Mr Safra built three banks in his career and his banking prowess was compared with US banking dynasties like the Morgans and Rockefellers. He was publicly admired by most of the world's top bankers. Sir John Bond, chairman of HSBC, said that the Safra banks embody "the spirit and integrity of Edmond and the franchise he has built". One banker said Mr Safra was the only Arab Jew who dealt fairly with both communities without antagonising either side.

Yet there has always been speculation about Edmond Safra. His banks are among the world's largest bank note traders, a business that lends itself to money laundering. They are also big participants in the gold market - another business where there is a premium on anonymity. The US authorities have always given Mr Safra's banks a clean bill of health when it came to their surveillance systems for guarding against customer money-laundering.

Mr Safra's obsession with secrecy, combined with professional jealousy among some competitors, are among the reasons why the Safra name has held its allure. His career also lent itself to intrigue. He was born in Syria into a Sephardic Jewish family whose banking empire began during the Ottoman Empire.

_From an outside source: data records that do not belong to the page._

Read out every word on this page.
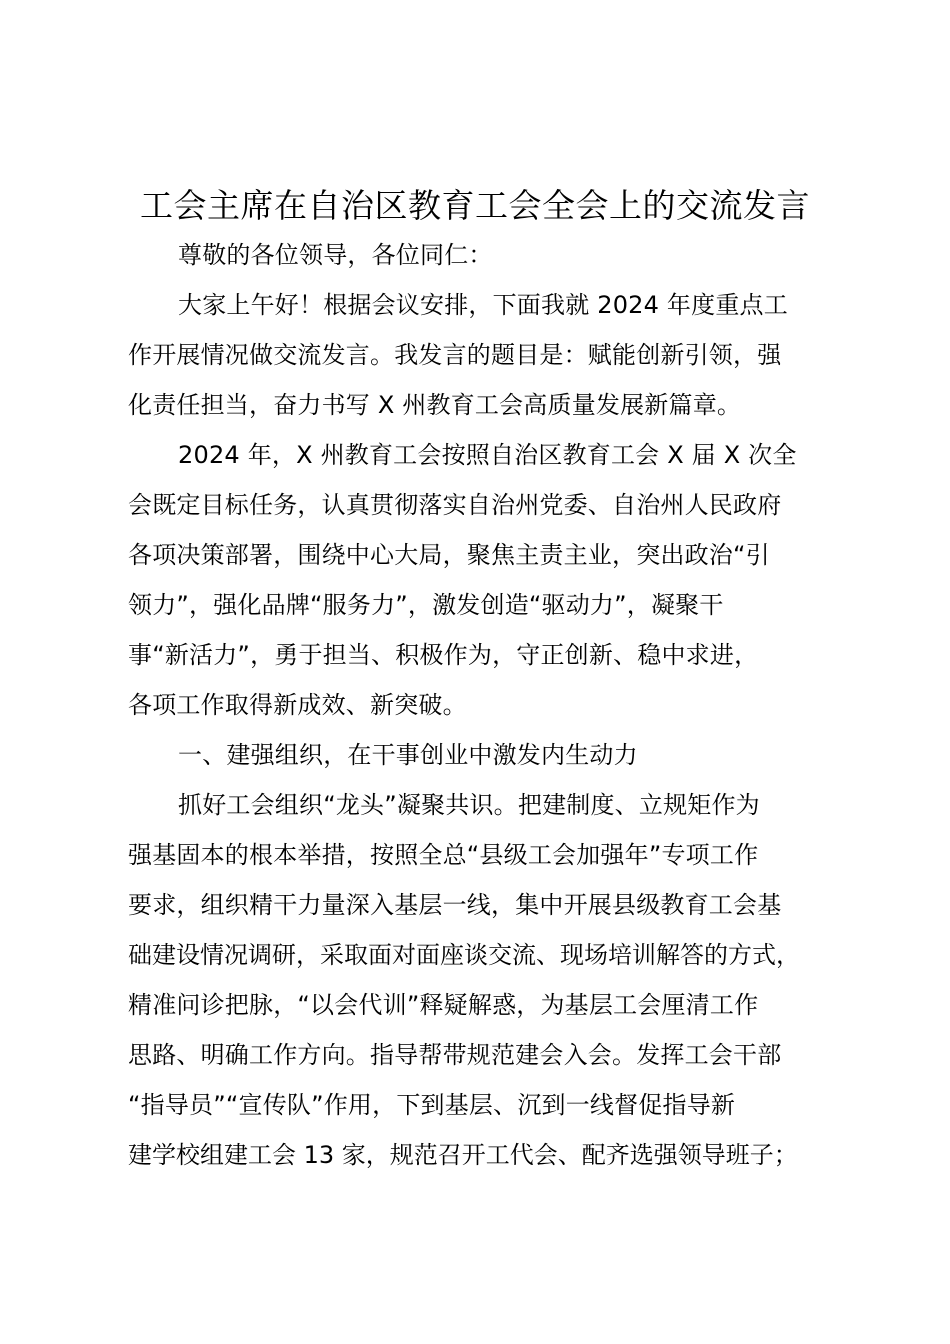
工会主席在自治区教育工会全会上的交流发言
尊敬的各位领导，各位同仁：
大家上午好！根据会议安排，下面我就 2024 年度重点工
作开展情况做交流发言。我发言的题目是：赋能创新引领，强
化责任担当，奋力书写 X 州教育工会高质量发展新篇章。
2024 年，X 州教育工会按照自治区教育工会 X 届 X 次全
会既定目标任务，认真贯彻落实自治州党委、自治州人民政府
各项决策部署，围绕中心大局，聚焦主责主业，突出政治“引
领力”，强化品牌“服务力”，激发创造“驱动力”，凝聚干
事“新活力”，勇于担当、积极作为，守正创新、稳中求进，
各项工作取得新成效、新突破。
一、建强组织，在干事创业中激发内生动力
抓好工会组织“龙头”凝聚共识。把建制度、立规矩作为
强基固本的根本举措，按照全总“县级工会加强年”专项工作
要求，组织精干力量深入基层一线，集中开展县级教育工会基
础建设情况调研，采取面对面座谈交流、现场培训解答的方式，
精准问诊把脉，“以会代训”释疑解惑，为基层工会厘清工作
思路、明确工作方向。指导帮带规范建会入会。发挥工会干部
“指导员”“宣传队”作用，下到基层、沉到一线督促指导新
建学校组建工会 13 家，规范召开工代会、配齐选强领导班子；
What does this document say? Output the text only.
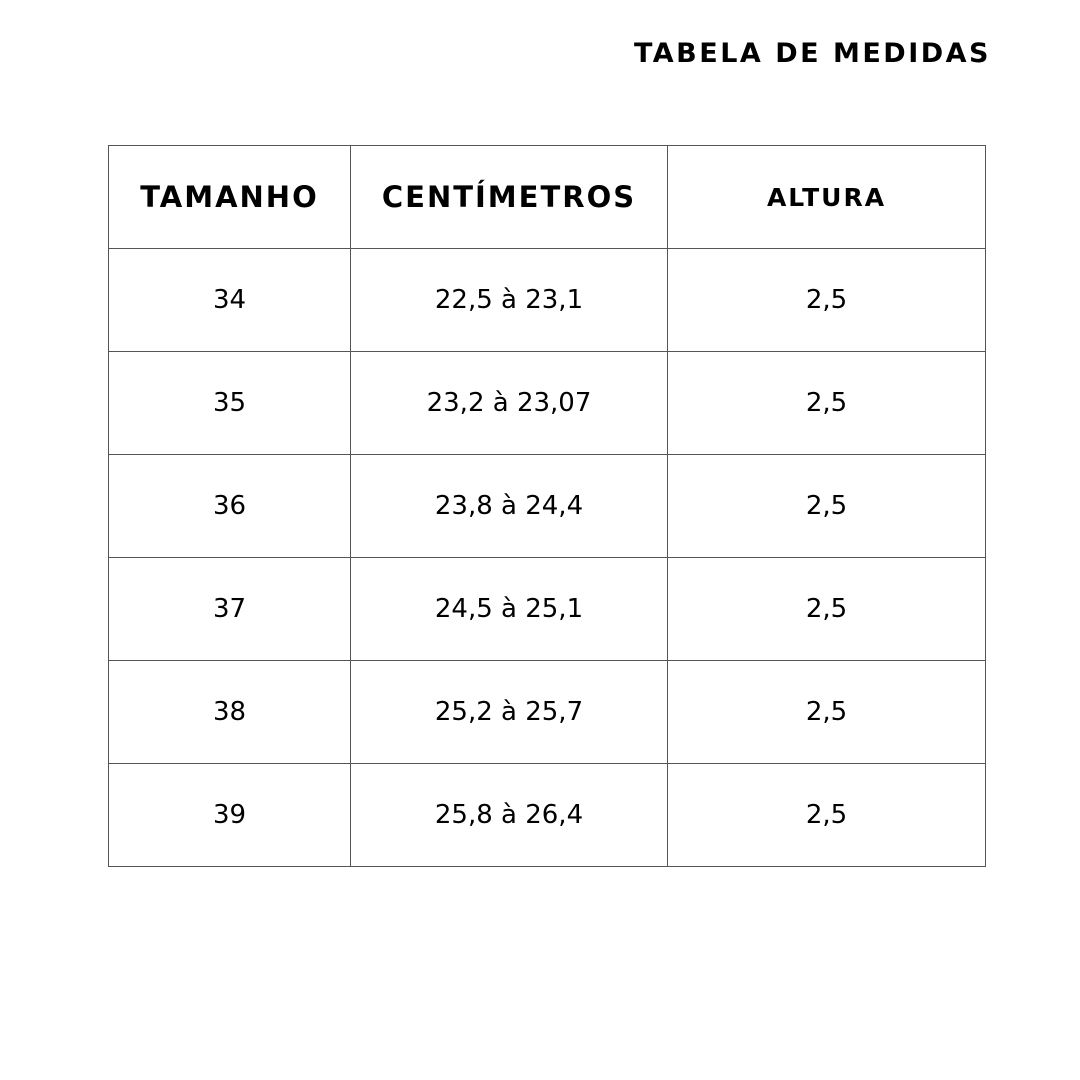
TABELA DE MEDIDAS
TAMANHO	CENTÍMETROS	ALTURA
34	22,5 à 23,1	2,5
35	23,2 à 23,07	2,5
36	23,8 à 24,4	2,5
37	24,5 à 25,1	2,5
38	25,2 à 25,7	2,5
39	25,8 à 26,4	2,5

The Safra family was involved in financing the caravan trade between Aleppo, Constantinople and Alexandria. Edmond Safra was not Jacob Safra's oldest son. But he inherited the family bank nevertheless and learnt his banking following his father round the souks of Beirut.

He was known as a ruthless businessman. But he was also a shy man who shunned publicity, and a generous philanthropist. Mr Safra's decision to sell his banking empire to HSBC Holdings in a $10.3 billion (€9.16 billion) deal was seen by many as the end of an era for a private banker, whose prowess has sometimes been compared with US banking dynasties like the Morgans. Others saw it as a sign that his professional style was no longer suited to today's more competitive markets.

The banks in Mr Safra's empire tend to be highly capitalised and have extremely liquid balance sheets. The puzzle for many bank analysts has been how they have continued to generate above-average profits. For years, bankers have envied Mr Safra's ability to hold on to his extraordinarily loyal client base, while apparently offering below average interest rates on their savings.

Over the years Mr Safra acquired a reputation as a banker with the Midas touch, founding not one, but three successful banks in different corners of the globe. The first was in Brazil, where Mr Safra established himself in Sao Paulo at the age of 24, laying the foundations of what would become the Geneva-based Trade Development Bank. In 1962 he sold the Brazilian operations to his brothers. Four years later, Republic National Bank opened in New York with Robert Kennedy to cut the ribbon.

Republic shook up the sleepy New York banking market, winning business by offering customers free gifts in return for making deposits. At one point, this gift programme made it the largest single distributor of colour televisions in the US.

For more than 50 years in banking Mr Safra appeared to have been able to steer clear of most of the banking "black holes", including the developing countries debt crisis, injudicious leveraged buy-outs, and investment banking follies.

Indeed, Republic National Bank's risk-adjusted capital ratios are twice as high as required by bank regulators.

That made it all the more surprising last year when Republic became one of the biggest casualties of the Russian debt default. The bank had a bigger exposure to Russia, in proportion to its size, than any other US institution. It had to shut down its brokerage unit after losing money on hedge funds. Last month, Mr Safra agreed to accept a $450 million reduction in the price he was to receive for his stake in Republic New York.

The reduction was agreed after it emerged that the bank had been a custodian for controversial notes sold to Japanese investors by an investment firm. It was yet another sign that Mr Safra's legendary ability to survive the storms of the world's financial markets had begun to desert him.

Mr Safra had always given the impression that he wanted not only to carry on his father's legacy, but to build a banking dynasty. In a rare interview a couple of years ago in Bilanz, a Swiss business magazine, he said: "In the past I said I wanted to build banks that would last a thousand years. Now I say that I want my banks to last ten thousand years."